By midnight, everyone’s been laughing so hard and singing so loud and dancing so long that they’re exhausted. So he runs to his car and grabs a guitar, gets everyone quiet, and starts singing these slow, gentle songs. I can’t begin to tell you how beautiful those songs were. People are in tears – not sad, not sloppy drunk tears, but the way you cry when something’s so perfect you can’t stand it, you know?

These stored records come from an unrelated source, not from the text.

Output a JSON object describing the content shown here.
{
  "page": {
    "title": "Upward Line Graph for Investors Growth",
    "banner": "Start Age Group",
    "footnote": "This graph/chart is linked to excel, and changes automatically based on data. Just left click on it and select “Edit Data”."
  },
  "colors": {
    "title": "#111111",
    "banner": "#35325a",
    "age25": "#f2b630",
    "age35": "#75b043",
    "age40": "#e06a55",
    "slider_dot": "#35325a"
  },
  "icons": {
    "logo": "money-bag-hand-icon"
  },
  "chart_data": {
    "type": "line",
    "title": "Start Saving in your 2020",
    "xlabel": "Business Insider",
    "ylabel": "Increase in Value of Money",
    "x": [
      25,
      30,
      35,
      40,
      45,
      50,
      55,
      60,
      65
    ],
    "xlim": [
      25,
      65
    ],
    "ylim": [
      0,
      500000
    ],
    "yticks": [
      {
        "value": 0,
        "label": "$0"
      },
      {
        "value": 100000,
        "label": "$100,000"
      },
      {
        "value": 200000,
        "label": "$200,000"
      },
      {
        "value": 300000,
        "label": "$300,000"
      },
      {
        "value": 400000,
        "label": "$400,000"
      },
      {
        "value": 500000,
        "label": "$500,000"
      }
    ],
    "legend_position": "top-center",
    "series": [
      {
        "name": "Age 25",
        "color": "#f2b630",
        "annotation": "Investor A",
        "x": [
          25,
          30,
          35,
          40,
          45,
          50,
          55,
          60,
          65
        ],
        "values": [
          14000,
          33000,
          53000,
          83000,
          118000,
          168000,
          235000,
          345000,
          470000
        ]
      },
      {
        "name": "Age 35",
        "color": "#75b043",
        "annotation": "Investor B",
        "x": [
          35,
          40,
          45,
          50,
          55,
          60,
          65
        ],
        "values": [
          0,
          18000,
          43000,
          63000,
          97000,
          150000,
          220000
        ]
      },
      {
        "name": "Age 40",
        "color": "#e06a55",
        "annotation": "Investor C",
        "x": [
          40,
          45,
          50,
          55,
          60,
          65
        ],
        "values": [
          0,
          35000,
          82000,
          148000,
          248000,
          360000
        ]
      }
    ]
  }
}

2 a.m., last call, and that keg is still pouring. He calls out, “Hey, everyone, have this one on me. You should have the best wine – it’s something special, my own father’s vintage.” I pour sixty glasses of this rich, thick, fragrant red wine from a beer keg that should be empty, and pass them around. Then, “La Chaim!” he shouts, and everyone shouts back “La Chaim!” and drinks. Me too – he insists. I’m not a wine-drinker, but this is far and away the best thing I’ve ever had, and everyone gets real quiet as they taste. It was like… it was… What the hell, some things are too good to be described with words - you can only know it if you experience it. The closest I can get is to say this: I felt like I wanted to be a better man, to somehow begin to deserve the privilege of even touching this wine… and I knew I could never be a good enough man to deserve it.. and, somehow, I knew he was okay with that.

Then he pays his tab, in cash, and he turns to leave. Everyone shouts after him to wait a minute and… and, well, everyone wanted to hug him goodbye. He’s there another half hour hugging people, and I hug him too, and it’s like being a little kid getting a hug from Dad, just gentle, strong, safe. Then he walks out the door.

After I’ve closed up, I try the keg. It pours one more glass of liquid heaven, wine thick and dark as blood, terrifying and beautiful and full of everything that the world ought to be.

Then the keg runs dry. Not even foam.

I don’t know, you tell me. But by God, that was a party worth being at.